Hand Shaking


Japanese TV has a lot of cooking (and dining) shows. When I said this to a former student, her immediate reply was, “Yes! Too many!” The difference in meaning between ‘too’ and ‘so’ is not well understood here, but I think this student knew exactly what she was saying. Anyhow, this story is about food modeling.

After some delicious dish has been prepared (or served) it must be displayed on screen for the audience to enjoy. Chopsticks, being an extension of the fingers, create an intimate involvement with the food. Western cooking shows often just show the beautiful food, but Japanese programs almost always show a close-up of a hand holding up some of the food with chopsticks. Sometimes the food is rotated around slowly, often it is more than should reasonably be shoved into the mouth, but it is always shaking.

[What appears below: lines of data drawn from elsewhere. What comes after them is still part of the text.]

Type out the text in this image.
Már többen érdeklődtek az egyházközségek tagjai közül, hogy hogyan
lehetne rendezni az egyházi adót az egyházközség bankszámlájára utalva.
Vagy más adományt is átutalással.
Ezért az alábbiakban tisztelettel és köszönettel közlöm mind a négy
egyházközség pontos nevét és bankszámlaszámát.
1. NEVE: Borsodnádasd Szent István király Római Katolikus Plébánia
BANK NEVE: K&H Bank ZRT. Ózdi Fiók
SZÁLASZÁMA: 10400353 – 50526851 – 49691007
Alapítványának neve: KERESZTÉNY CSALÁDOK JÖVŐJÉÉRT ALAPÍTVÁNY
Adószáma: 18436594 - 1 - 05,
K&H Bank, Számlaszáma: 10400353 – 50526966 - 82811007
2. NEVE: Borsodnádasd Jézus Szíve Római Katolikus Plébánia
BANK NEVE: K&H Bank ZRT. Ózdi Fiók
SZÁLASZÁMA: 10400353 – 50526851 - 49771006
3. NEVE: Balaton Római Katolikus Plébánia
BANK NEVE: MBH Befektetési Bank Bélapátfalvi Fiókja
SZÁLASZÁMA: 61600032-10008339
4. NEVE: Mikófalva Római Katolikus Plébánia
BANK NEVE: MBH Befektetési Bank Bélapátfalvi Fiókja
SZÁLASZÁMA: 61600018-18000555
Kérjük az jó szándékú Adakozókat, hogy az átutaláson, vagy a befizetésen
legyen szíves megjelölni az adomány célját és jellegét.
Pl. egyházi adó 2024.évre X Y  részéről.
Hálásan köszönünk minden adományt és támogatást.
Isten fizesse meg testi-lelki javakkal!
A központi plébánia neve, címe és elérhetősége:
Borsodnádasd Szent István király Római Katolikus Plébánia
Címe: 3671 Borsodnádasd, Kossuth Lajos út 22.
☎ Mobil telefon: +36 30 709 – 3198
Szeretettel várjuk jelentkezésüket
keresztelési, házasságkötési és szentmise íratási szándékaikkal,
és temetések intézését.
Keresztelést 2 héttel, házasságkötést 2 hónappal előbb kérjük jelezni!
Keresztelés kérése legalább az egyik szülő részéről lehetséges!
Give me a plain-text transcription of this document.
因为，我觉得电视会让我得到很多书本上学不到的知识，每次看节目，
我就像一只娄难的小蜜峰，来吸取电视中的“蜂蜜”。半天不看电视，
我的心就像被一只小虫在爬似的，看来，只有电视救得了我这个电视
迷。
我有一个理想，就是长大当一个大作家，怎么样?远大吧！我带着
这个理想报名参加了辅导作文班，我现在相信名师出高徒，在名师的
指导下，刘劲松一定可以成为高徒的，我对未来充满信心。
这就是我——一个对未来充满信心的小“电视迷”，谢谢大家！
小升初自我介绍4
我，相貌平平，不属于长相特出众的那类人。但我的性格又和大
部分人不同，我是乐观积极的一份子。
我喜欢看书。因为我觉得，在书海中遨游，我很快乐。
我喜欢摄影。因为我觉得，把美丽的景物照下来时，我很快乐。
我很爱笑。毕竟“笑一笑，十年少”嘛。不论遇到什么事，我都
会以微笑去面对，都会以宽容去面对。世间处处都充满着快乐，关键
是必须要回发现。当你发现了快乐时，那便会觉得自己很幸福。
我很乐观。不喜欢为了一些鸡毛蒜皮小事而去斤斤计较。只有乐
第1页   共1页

My first few chances to observe this left me with the impression that I should seek a career in food modeling because I can hold chopsticks quite steadily. Several months ago this all changed when I saw a program that explained proper food modeling. The final key point was that the food should be shaking in the video. Perhaps they explained why this made the food look more tasty, but I didn’t catch that.

Many times I have observed things in Japan and had a mistaken impression about what was going on. It is always cool when I figure out the real reason, but it can also be a little depressing because it makes me wonder how little I know. Certainly I am making many cultural mistakes based on my misunderstandings.